What My Dad Did After He Failed an English Test

For many men drafted to serve in the U.S. Army, being rejected would be welcome news. Not so for Otto Lefkowitz, who failed an English test at the induction center. He arrived in America three years earlier, on a small freighter that left Hamburg. On the other side of the Atlantic, his heart leaped at the sight of the Statue of Liberty. At Ellis Island, he presented false papers. By the time he was successfully processed and released to a relative in New York City, Otto Lefkovitz had a new identity: Robert LeRoy. The new immigrant found his way to the Catskills, where he worked as a baker’s assistant at a resort that was New York’s version of Mar-a-Lago.
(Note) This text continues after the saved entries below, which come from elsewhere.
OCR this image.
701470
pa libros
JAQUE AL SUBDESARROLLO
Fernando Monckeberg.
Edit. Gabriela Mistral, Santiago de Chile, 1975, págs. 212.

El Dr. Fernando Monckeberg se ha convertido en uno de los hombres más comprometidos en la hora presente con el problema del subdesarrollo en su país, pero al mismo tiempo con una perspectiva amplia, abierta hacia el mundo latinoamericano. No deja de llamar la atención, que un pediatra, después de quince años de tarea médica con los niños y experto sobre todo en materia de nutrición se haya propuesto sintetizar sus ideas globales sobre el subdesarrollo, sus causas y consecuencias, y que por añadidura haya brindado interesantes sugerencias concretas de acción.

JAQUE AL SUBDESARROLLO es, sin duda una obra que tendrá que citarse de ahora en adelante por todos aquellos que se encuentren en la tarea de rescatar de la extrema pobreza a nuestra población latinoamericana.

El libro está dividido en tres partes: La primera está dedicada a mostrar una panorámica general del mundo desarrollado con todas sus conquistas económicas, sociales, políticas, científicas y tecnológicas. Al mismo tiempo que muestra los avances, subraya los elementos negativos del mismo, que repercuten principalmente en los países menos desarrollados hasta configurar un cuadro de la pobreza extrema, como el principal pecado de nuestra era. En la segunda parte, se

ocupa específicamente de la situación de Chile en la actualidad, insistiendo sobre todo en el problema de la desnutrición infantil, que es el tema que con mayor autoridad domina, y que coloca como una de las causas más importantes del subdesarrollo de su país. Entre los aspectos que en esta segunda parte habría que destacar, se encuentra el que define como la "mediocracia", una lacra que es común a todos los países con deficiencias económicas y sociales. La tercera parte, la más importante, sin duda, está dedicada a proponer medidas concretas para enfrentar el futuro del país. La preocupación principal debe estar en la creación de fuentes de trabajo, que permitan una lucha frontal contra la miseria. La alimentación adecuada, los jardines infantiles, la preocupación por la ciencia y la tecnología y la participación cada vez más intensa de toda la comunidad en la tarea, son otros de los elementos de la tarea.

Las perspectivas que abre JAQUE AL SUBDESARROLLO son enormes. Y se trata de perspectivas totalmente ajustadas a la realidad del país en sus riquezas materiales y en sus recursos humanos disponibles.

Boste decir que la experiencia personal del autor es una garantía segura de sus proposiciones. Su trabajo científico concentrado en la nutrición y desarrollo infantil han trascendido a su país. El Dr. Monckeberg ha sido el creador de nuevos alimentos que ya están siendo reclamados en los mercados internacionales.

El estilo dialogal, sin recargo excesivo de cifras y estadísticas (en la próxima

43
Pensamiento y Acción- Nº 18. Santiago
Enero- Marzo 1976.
This illegal immigrant wouldn’t take no from the U.S. Army. He dictated a letter to send to President Truman demanding a second chance. Someone responded to the immigrant’s letter. He was told to report for a second test. He passed and served in an intelligence unit, where his knowledge of Eastern European languages was of value to the Army in the emerging Cold War.

Mr. LeRoy eventually left with an honorable discharge and started a construction company in Chicago, a city where he knew no one. By the time he died in 2005, Mr. LeRoy was a wealthy man who had employed hundreds of construction workers, and many other employees on his sprawling farm in the northwest suburbs.

That’s my Dad. At an early age, I knew he was different from everyone else in my life because my Dad spoke in a thick, Hungarian accent.

My Dad was also different because every day, starting when I was about eight years-old, he wrote a list of chores for me. This came naturally to my Dad because at our long breakfast table he made out work lists for his construction crews. School or summer vacation, the lists were as constant as his kisses to my cheeks. My Dad’s lists would fail an English test; and his spelling proficiency never improved in the next ten years that I would be dispatched to these mind numbing chores. If I couldn’t figure out an item on the list, I asked my Mom for help because I knew that my Dad was sensitive about his poor spelling.

These lists invariably put me in daily contact with my Dad’s immigrant workers. Like my Dad, they were not proficient in English—some knew no English. Most were from Poland and Mexico, one from Finland— a seemingly odd assortment unless you know Chicago neighborhoods like my Dad. At times, the men teased me because I knew English but no other language. They had a point.


At a recent White House event, President Trump threw his support behind the RAISE Act. It’s a bill that would require legal immigrants to pass an English test—not for citizenship, but simply to be admitted to the U.S. This law would have stopped my Dad at Ellis Island, or back in Hamburg. It would have stopped the Polish and Mexican workers who raised kids that are contributing members of our society. The RAISE Act also would have taken tens of millions of dollars every year out of the manufacturing sector that came from my Dad’s purchase orders for expensive windows and casings, steel and wood doors, insulation, siding, paint, shingles, lumber, steel, and concrete. Hopefully, we won’t pass the RAISE Act: It is certain to lower us.